As the second-largest U.S. bank with $3.26 trillion in assets, Bank of America spends $12 billion annually on technology, allocating a quarter of that budget to new technology initiatives in 2024. Its virtual assistant, Erica, reached two billion interactions in April, with clients engaging approximately two million times daily.

Despite these advancements, the bank ranks 15th in the Evident AI Index, which measures the AI-readiness of the world’s largest banks, trailing behind rivals such as JPMorgan Chase, Wells Fargo, Goldman Sachs, and Citigroup.

In other updates, Bank of America exceeded Wall Street’s expectations in the second quarter, boosting its stock with optimistic forecasts for the remainder of the year.

Due to its extensive consumer banking operations, Bank of America is more sensitive than its peers to net interest income (NII). The bank reported $13.7 billion in NII for the second quarter of 2023, a 3% decrease from $13.83 billion in the same period last year. However, CFO Alastair Borthwick assured investors that this was an “NII trough,” forecasting an increase to $14.5 billion for the year, anticipating higher NII levels for the rest of the year.

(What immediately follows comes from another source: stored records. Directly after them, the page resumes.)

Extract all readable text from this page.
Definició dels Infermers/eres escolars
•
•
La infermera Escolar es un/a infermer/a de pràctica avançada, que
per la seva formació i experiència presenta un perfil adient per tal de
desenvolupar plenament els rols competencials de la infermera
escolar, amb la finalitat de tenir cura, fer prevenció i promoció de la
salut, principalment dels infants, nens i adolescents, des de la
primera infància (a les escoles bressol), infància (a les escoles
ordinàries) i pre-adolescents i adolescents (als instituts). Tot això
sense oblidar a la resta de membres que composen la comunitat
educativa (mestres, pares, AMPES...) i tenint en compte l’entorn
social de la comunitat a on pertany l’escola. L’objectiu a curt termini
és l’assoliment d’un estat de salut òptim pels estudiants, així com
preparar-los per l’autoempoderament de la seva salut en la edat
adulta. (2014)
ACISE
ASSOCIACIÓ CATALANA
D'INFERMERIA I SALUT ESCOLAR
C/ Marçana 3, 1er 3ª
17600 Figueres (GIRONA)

Bank of America’s stock rose 3.5% on Tuesday morning following the earnings report.

The company reported $25.4 billion in revenue for the quarter, a slight increase from $25.2 billion last year, surpassing analysts’ estimates of $25.22 billion as compiled by FactSet. However, net income fell nearly 7% to $6.9 billion from $7.4 billion the previous year, yet still exceeded Wall Street’s projection of $6.41 billion.